After five seasons working for QI, Schreiber started as head of development for ComedyBox, an online channel from Warner, which financially supported comedy projects and provided a forum for comedians to share their content. There, he executive produced Ken Russell's short Christmas film A Kitten for Hitler and Flight of the Conchords star Rhys Darby's ComedyBox clips and stand-up DVD Imagine That! As a stand-up comedian in his own right, Schreiber has toured with FolkFace from Radio 1's Chris Moyles Show and was a regular panelist on the E4 show Dirty Digest. Schreiber's comic debut at the Edinburgh Festival Fringe was his show Cockblocked From Outer Space in 2014. In 2015, he was the presenter in the Channel 4 documentary The Great UFO Conspiracy, which examined beliefs about aliens in the UK. Since hosting the cancelled pilot of his own radio show, which featured guests Rhys Darby, John Lloyd, Ismo Leikola, and John Gribbin in 2009 Schreiber has also been a guest on BBC Radio 4's Don't Make Me Laugh with David Baddiel and Fresh From The Fringe as well as a variety of podcasts including Judge John Hodgman and Richard Herring's Leicester Square Theatre Podcast.
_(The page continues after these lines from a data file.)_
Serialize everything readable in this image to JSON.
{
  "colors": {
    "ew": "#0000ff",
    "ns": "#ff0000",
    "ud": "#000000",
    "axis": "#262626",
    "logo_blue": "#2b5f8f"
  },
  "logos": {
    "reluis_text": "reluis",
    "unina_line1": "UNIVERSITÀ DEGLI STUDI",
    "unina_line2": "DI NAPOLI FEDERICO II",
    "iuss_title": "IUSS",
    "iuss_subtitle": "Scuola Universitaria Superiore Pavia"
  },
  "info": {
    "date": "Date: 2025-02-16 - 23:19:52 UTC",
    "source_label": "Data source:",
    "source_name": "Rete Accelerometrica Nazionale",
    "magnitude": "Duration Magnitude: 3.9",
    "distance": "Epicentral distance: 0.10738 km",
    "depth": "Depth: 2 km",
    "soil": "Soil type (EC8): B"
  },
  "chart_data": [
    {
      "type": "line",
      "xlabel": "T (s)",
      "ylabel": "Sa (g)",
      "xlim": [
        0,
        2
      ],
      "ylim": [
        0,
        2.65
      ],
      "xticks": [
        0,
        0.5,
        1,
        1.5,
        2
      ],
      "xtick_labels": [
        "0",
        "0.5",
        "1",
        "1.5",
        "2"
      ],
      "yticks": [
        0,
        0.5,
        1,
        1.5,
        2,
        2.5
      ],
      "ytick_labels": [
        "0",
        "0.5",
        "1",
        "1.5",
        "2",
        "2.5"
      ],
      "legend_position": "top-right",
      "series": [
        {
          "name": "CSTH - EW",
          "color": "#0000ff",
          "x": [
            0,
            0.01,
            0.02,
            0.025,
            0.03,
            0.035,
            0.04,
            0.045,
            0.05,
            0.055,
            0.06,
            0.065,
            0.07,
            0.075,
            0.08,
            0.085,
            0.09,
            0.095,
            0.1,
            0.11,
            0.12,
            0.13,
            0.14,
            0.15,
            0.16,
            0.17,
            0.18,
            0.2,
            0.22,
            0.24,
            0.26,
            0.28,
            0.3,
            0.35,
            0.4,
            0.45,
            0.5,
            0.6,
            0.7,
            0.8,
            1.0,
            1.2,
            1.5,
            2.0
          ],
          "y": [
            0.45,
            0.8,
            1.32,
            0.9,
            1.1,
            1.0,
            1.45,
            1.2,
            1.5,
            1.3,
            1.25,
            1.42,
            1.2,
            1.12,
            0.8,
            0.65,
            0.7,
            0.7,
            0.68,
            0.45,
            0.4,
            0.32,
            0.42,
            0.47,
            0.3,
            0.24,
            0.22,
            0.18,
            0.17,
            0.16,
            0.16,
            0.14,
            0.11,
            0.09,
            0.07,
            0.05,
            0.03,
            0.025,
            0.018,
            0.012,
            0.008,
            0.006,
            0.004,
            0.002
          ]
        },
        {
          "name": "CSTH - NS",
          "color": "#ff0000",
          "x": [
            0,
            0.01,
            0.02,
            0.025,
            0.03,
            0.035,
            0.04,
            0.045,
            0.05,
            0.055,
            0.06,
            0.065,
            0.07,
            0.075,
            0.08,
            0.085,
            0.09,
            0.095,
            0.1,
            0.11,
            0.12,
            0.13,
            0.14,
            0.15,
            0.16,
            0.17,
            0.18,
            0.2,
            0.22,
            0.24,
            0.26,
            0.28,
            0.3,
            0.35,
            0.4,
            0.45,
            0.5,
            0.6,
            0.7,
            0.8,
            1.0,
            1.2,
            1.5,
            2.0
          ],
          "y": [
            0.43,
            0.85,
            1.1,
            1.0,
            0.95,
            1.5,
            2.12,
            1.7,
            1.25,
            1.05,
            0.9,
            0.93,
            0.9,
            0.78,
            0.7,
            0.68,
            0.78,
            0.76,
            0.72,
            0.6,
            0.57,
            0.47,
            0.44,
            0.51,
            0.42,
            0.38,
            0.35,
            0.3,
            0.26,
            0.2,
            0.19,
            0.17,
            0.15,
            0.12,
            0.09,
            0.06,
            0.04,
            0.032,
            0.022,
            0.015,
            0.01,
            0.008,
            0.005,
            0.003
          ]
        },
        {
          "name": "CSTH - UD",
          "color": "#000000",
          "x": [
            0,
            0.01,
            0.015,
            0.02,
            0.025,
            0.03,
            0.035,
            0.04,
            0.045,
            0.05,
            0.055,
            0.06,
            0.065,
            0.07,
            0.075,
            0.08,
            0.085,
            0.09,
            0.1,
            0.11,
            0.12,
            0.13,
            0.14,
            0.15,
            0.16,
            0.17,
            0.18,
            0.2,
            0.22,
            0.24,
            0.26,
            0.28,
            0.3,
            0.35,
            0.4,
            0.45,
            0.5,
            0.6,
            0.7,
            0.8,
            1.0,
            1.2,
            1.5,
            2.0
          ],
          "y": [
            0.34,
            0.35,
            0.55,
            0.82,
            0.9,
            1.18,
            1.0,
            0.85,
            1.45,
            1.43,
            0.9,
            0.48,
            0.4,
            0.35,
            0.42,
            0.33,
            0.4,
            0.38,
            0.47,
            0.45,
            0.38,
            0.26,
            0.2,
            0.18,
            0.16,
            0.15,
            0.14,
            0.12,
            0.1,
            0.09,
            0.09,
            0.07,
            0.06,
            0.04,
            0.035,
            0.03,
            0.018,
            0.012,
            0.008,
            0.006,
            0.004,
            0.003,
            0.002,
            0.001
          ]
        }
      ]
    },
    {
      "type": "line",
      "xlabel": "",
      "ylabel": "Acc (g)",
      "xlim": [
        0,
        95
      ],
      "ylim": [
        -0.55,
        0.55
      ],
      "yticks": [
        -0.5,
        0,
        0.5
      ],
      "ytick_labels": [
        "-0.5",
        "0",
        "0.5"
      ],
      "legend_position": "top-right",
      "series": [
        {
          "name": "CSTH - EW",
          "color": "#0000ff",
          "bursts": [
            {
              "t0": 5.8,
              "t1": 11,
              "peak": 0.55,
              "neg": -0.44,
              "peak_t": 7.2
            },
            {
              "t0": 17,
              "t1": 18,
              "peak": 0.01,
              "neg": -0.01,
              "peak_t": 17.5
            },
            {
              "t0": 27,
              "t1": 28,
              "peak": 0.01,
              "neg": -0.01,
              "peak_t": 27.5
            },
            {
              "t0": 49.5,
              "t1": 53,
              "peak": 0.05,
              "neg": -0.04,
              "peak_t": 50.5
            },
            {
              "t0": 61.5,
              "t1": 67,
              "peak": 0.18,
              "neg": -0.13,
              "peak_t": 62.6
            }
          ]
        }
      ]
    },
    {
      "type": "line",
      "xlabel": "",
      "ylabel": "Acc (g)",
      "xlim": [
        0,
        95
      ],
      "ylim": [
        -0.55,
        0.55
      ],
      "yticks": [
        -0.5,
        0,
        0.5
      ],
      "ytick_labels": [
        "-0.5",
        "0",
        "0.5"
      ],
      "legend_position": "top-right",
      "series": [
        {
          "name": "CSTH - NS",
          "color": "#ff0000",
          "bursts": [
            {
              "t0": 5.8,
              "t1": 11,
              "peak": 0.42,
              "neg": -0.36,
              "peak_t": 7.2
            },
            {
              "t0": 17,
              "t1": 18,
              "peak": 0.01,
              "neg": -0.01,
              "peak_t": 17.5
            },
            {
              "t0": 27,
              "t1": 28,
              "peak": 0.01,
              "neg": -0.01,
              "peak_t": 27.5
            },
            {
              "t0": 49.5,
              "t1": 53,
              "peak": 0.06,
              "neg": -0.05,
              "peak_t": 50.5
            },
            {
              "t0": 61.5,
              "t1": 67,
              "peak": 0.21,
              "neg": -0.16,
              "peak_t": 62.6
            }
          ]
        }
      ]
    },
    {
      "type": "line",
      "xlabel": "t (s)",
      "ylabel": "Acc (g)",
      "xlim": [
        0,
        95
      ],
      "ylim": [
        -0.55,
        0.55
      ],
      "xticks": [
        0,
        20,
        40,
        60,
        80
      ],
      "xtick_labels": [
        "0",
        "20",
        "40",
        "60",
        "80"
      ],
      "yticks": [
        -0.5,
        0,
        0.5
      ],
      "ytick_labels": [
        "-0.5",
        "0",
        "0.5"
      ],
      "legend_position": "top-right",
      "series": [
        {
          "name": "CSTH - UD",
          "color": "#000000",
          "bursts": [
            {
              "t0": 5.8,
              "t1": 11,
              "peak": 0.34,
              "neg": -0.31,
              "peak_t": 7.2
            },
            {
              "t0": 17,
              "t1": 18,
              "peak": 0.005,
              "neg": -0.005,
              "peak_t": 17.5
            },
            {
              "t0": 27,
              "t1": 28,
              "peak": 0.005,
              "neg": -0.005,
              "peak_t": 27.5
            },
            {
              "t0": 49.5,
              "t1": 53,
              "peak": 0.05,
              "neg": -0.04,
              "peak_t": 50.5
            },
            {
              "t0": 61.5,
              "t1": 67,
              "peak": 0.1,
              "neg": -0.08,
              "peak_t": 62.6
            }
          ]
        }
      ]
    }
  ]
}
Schreiber has also contributed to a number of books, including The Naked Jape by Jimmy Carr; the QI spinoffs The Book of General Ignorance and G Annual; and No Such Thing as a Fish's The Book of the Year series. He released his first stand-alone book, The Theory of Everything Else: A Voyage into the World of the Weird, in October 2022.

==Personal life==
Schreiber and his wife Fenella have three sons named Wilf, Ted and Kit.